P. K. Page- Brief Bio
Patricia Kathleen Page also known as P.K.Irwin was born on 23 November 1916 in Swanage in Dorset, England and brought up on the Canadian prairies. She was a poet, novelist, playwright, prose writer, script writer, essayist and visual artist. Her poems first appeared in periodicals in the late 1930s, and later in Ronald Hambleton’s anthology Unit of Five (1944). Her first book was a romantic novel, The Sun and the Moon (1944), which she published under the pseudonym Judith Cape. She published her first solo book of poetry, As Ten, as Twenty (1946), under her real name.

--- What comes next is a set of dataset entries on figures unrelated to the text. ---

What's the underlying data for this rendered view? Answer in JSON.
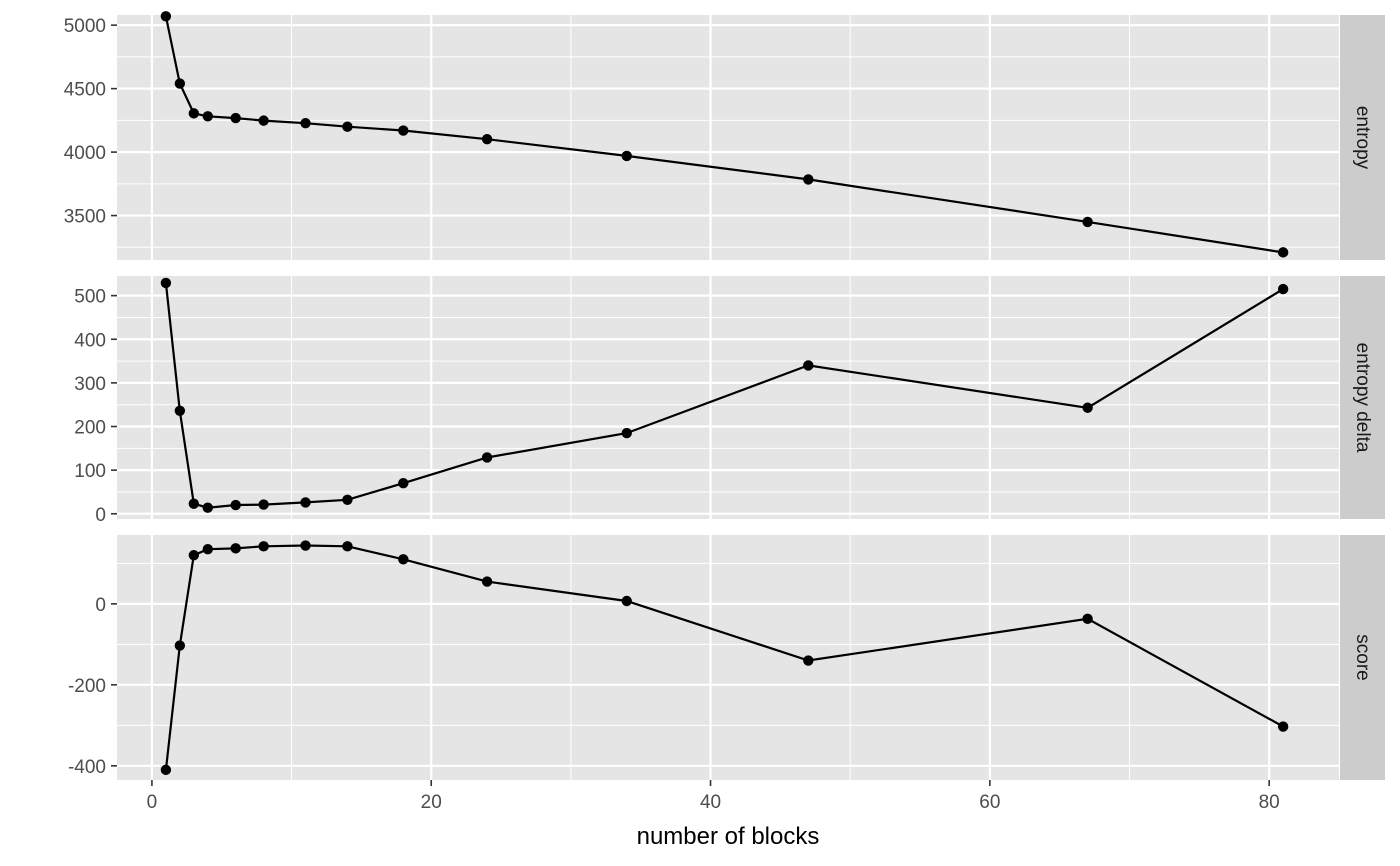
{
  "chart_data": {
    "type": "line",
    "layout": "faceted-vertical",
    "xlabel": "number of blocks",
    "xlim": [
      -2.5,
      85
    ],
    "xticks": [
      0,
      20,
      40,
      60,
      80
    ],
    "x": [
      1,
      2,
      3,
      4,
      6,
      8,
      11,
      14,
      18,
      24,
      34,
      47,
      67,
      81
    ],
    "panels": [
      {
        "strip_label": "entropy",
        "ylim": [
          3150,
          5080
        ],
        "yticks": [
          3500,
          4000,
          4500,
          5000
        ],
        "ytick_labels": [
          "3500",
          "4000",
          "4500",
          "5000"
        ],
        "values": [
          5070,
          4540,
          4305,
          4282,
          4268,
          4248,
          4228,
          4200,
          4170,
          4102,
          3970,
          3785,
          3450,
          3210
        ]
      },
      {
        "strip_label": "entropy delta",
        "ylim": [
          -12,
          545
        ],
        "yticks": [
          0,
          100,
          200,
          300,
          400,
          500
        ],
        "ytick_labels": [
          "0",
          "100",
          "200",
          "300",
          "400",
          "500"
        ],
        "values": [
          529,
          236,
          23,
          14,
          20,
          21,
          26,
          32,
          70,
          129,
          185,
          340,
          243,
          515
        ]
      },
      {
        "strip_label": "score",
        "ylim": [
          -435,
          170
        ],
        "yticks": [
          -400,
          -200,
          0
        ],
        "ytick_labels": [
          "-400",
          "-200",
          "0"
        ],
        "values": [
          -410,
          -103,
          120,
          135,
          137,
          142,
          144,
          142,
          110,
          55,
          7,
          -140,
          -37,
          -303
        ]
      }
    ],
    "grid": true,
    "legend": "none",
    "colors": {
      "panel_background": "#e5e5e5",
      "strip_background": "#cccccc",
      "grid_major": "#ffffff",
      "line": "#000000",
      "point": "#000000"
    }
  }
}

Her visual art is exhibited in several permanent collections in Canada, including the National Gallery of Canada and the Art Gallery on Ontario as P.K.Irwin. Throughout her career page has maintained a style of poetry in keeping with the modernist influences developed during her association with the Montreal Preview group of poets in the 1940s. During that time Montreal was the center of Canadian literary activity.
Page also reaches out for a reality beyond the visible world. In an interview Page responds to the suggestion that her work expresses a belief in “multiple selves”. She received numerous awards, including the Oscar Blumenthal Award for Poetry (1944, Chicago), the Governor General’s Award for Poetry (1954), the Terasen Life time Achievement Award (2004). The National Film Board of Canada produced a film on her poetry, Still Waters – The Poetry of P.K.Page (1991). Page died on the 14th January, 2010 in Oak Bay, British Columbia.